Uno de los aspectos más interesantes que encontramos en el relato de las plagas es la actitud de Paró. Si prestamos atención al texto de la Torá, notaremos que en las cinco primeras plagas fue Paró mismo quien endureció su propio corazón y no quiso dejar libre al pueblo de Israel. Paró sentía que aún lo tenía todo bajo control. Pero a partir de la la plaga sexta, la plaga de las úlceras, la Torá expresa que Hashem era el que endurecía el corazón de Paró. El rey de Egipto se negaba rotundamente a liberar a Israel y a reconocer que solo Hashem era el único D’s verdadero.


Sin duda el orgullo de Paró en medio de las cinco primeras plagas le impedían ver realmente lo que estaba sucediendo. Ningún dios egipcio jamás había demostrado tanto poder como el D’s de los hebreos lo estaba haciendo. Aun así, se rehusaba a reconocerlo. A sus hechiceros les tomó solo tres plagas reconocer que aquella grandeza se debía al dedo de Dios. ¿Por qué Paró esperó hasta perder a su hijo?
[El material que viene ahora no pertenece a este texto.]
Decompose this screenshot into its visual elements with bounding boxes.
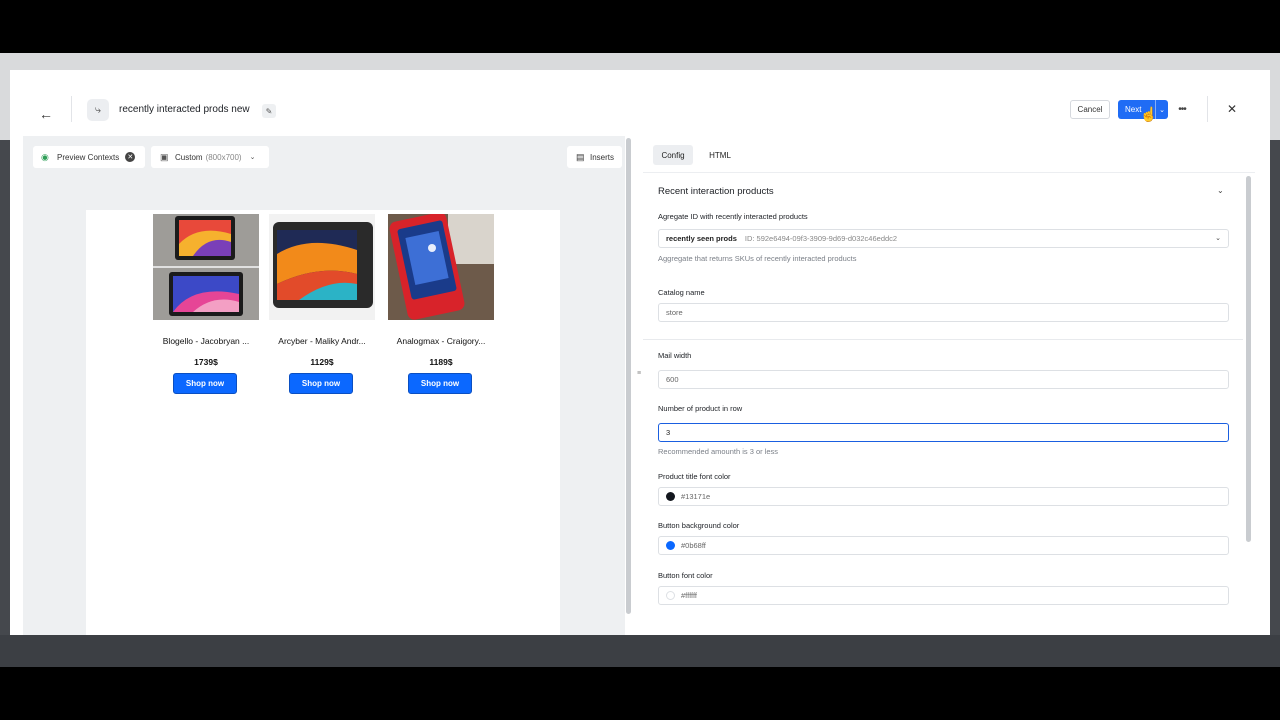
backdrop-edge-right bbox=[1270, 140, 1280, 635]
aggregate-id: ID: 592e6494-09f3-3909-9d69-d032c46eddc2 bbox=[744, 234, 898, 243]
product-image bbox=[388, 214, 494, 320]
tab-config[interactable]: Config bbox=[653, 145, 693, 165]
clear-context-icon[interactable]: ✕ bbox=[125, 152, 136, 162]
inserts-button[interactable]: ▤ Inserts bbox=[567, 146, 622, 168]
button-font-label: Button font color bbox=[658, 571, 713, 580]
aggregate-helper: Aggregate that returns SKUs of recently … bbox=[658, 254, 857, 263]
eye-icon: ◉ bbox=[41, 151, 49, 162]
button-bg-label: Button background color bbox=[658, 521, 740, 530]
product-name: Blogello - Jacobryan ... bbox=[162, 336, 250, 346]
size-dimensions: (800x700) bbox=[205, 152, 242, 162]
preview-contexts-label: Preview Contexts bbox=[57, 152, 120, 162]
button-bg-field[interactable]: #0b68ff bbox=[658, 536, 1229, 555]
product-name: Analogmax - Craigory... bbox=[396, 336, 486, 346]
preview-contexts-button[interactable]: ◉ Preview Contexts ✕ bbox=[33, 146, 145, 168]
aggregate-label: Agregate ID with recently interacted pro… bbox=[658, 212, 808, 221]
title-color-field[interactable]: #13171e bbox=[658, 487, 1229, 506]
color-swatch[interactable] bbox=[666, 492, 675, 501]
resize-handle-icon[interactable]: ≡ bbox=[637, 370, 641, 377]
mail-width-label: Mail width bbox=[658, 351, 692, 360]
cancel-button[interactable]: Cancel bbox=[1070, 100, 1110, 119]
product-image bbox=[153, 214, 259, 320]
products-in-row-label: Number of product in row bbox=[658, 404, 743, 413]
flow-icon: ⤷ bbox=[87, 99, 109, 121]
preview-size-select[interactable]: ▣ Custom (800x700) ⌄ bbox=[151, 146, 269, 168]
product-card: Analogmax - Craigory... 1189$ Shop now bbox=[388, 214, 494, 394]
mail-width-field[interactable]: 600 bbox=[658, 370, 1229, 389]
chevron-down-icon[interactable]: ⌄ bbox=[1217, 186, 1224, 195]
button-bg-value: #0b68ff bbox=[681, 541, 706, 550]
color-swatch[interactable] bbox=[666, 591, 675, 600]
mail-width-value: 600 bbox=[666, 375, 679, 384]
book-icon: ▤ bbox=[576, 151, 585, 162]
section-title: Recent interaction products bbox=[658, 186, 774, 197]
aggregate-name: recently seen prods bbox=[666, 234, 737, 243]
shop-now-button[interactable]: Shop now bbox=[408, 373, 472, 394]
aggregate-select[interactable]: recently seen prods ID: 592e6494-09f3-39… bbox=[658, 229, 1229, 248]
pencil-icon[interactable]: ✎ bbox=[262, 104, 276, 118]
title-color-value: #13171e bbox=[681, 492, 711, 501]
product-image bbox=[269, 214, 375, 320]
button-font-value: #ffffff bbox=[681, 591, 697, 600]
header-divider bbox=[71, 96, 72, 122]
shop-now-button[interactable]: Shop now bbox=[289, 373, 353, 394]
products-in-row-field[interactable]: 3 bbox=[658, 423, 1229, 442]
page-title: recently interacted prods new bbox=[119, 104, 250, 115]
back-arrow-icon[interactable]: ← bbox=[34, 102, 58, 126]
tab-html[interactable]: HTML bbox=[703, 145, 737, 165]
preview-scrollbar[interactable] bbox=[626, 138, 631, 614]
backdrop-edge-left bbox=[0, 140, 10, 635]
section-divider bbox=[643, 339, 1243, 340]
product-card: Arcyber - Maliky Andr... 1129$ Shop now bbox=[269, 214, 375, 394]
backdrop-footer bbox=[0, 635, 1280, 667]
title-color-label: Product title font color bbox=[658, 472, 731, 481]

El gran sabio Sforno explica que es probable que Paró hubiese cedido en las últimas cinco plagas, pero D’s endureció su corazón. ¿Por qué? Porque, explica el sabio, Paró hubiese cedido al no poder soportar ya más el flagelo de las plagas, no porque reconociera a Hashem como el D’s verdadero. Al endurecerle D’s el corazón, Paró pudo soportar un poco más y así poder decidir si liberar a Israel o no.


Muchas veces nosotros actuamos de la misma manera que Paró. Nos obstinamos en nuestro orgullo y creemos poseer el control total de todo lo que nos sucede. Nos creemos invencibles y olvidamos que, en realidad, es D’s quien tiene el control de todas las cosas. D’s siempre nos está esperando. Siempre nos está brindando una oportunidad para que volvamos en sí y reflexionemos y reconozcamos que él es soberano. A veces Hashem nos quiere hacer volver a él, y sí, puede ser doloroso, pero cuando regresamos a él todo dolor se disipa.


Que D’s nos ayude a aprender que todo lo que pasa en el mundo, todo lo que ocurre alrededor y en nuestra vidas está guiado por la Providencia divina. Todo tiene un propósito y un motivo particular, pero no debemos olvidar que el propósito común de todo es reconocer que D’s es el único D’s verdadero.